Le DES2025 a également étudié les nouveaux modèles de recrutement et de fidélisation des professionnels. “Nous sommes devant un changement de paradigme. Le processus a évolué, de telle sorte que l’entreprise ne veut pas seulement combler des postes, mais créer un écosystème attrayant pour les futurs employés,” a indiqué Vanessa Izquierdo, Directrice Générale de Sagardoy Business & Law School. Un avis partagé par Elisa López, consultante experte en identification et développement de talents, qui a soutenu que “la recommandation de quelqu’un qui dit qu’il est formidable de travailler ici est le moyen le plus efficace de recruter des profils technologiques.
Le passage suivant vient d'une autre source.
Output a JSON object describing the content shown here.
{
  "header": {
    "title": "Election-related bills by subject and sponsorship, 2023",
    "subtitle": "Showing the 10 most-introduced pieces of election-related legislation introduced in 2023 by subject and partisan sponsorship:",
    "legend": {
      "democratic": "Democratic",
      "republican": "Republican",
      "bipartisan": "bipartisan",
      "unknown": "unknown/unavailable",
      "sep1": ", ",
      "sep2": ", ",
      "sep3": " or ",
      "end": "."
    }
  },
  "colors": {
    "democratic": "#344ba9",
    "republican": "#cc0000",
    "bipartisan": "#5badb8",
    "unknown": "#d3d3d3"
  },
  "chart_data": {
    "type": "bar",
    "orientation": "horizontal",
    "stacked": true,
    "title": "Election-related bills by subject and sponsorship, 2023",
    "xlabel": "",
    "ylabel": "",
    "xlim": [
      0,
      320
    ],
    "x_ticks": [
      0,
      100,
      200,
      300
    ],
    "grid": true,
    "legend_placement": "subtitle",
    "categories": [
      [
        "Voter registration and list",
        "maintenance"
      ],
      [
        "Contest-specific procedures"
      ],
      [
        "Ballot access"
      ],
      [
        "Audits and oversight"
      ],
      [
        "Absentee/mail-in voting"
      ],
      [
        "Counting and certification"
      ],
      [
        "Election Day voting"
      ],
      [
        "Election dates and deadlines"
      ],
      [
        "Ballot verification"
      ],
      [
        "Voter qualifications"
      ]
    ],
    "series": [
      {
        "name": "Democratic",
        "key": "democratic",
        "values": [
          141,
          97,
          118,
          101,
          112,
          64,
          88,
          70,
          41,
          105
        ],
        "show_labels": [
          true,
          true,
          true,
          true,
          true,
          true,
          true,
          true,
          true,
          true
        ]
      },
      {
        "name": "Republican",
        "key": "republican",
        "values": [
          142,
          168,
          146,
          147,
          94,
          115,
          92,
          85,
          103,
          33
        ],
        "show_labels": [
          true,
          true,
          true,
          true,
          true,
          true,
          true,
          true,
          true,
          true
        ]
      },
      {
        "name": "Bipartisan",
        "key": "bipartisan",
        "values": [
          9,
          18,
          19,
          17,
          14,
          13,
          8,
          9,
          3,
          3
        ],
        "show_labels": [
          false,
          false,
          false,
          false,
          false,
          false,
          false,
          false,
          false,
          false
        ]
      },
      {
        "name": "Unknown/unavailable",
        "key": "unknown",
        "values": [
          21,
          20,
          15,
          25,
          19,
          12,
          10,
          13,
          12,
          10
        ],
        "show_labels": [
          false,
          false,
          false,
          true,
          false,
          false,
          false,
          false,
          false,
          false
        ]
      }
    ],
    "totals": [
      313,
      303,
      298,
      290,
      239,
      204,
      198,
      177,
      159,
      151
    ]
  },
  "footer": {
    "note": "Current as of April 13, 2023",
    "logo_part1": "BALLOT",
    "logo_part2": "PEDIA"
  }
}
Pour sa part, Paloma Arias-Perero, Directrice Senior des Ressources Humaines et de la Culture chez Four Seasons Hotels and Resorts, a défendu l’interaction avec les futurs employés en maintenant un réseau de contact avec les écoles. “Ce qui attire le plus, c’est ce que peut offrir l’entreprise, la possibilité de croître, et cela doit être mis en avant,” a-t-elle détaillé.

Les expertes ont considéré que le changement de culture d’entreprise est clé, surtout dans un marché où se côtoient des professionnels jeunes et numériques avec des spécialistes seniors. “Les entreprises révisent leur modèle organisationnel. Nous parlons de tourisme professionnel; nous ne pouvons plus prétendre que quelqu’un reste toute sa vie, mais il doit se sentir partie d’une structure. C’est pourquoi l’identité corporative doit être soigneusement conçue pour répondre aux intérêts de ces générations,” a souligné Izquierdo.

López, de son côté, a souligné la nécessité de répondre aux demandes de la génération Z. “Ils ne veulent pas être des managers intermédiaires. Ce n’est pas qu’ils ne veulent pas diriger, c’est qu’ils recherchent des environnements collaboratifs et plus adaptables. Nous devons réaliser qu’il pourrait y avoir une crise dans ces positions et dans les plans de succession dans un avenir proche,” a-t-elle conclu.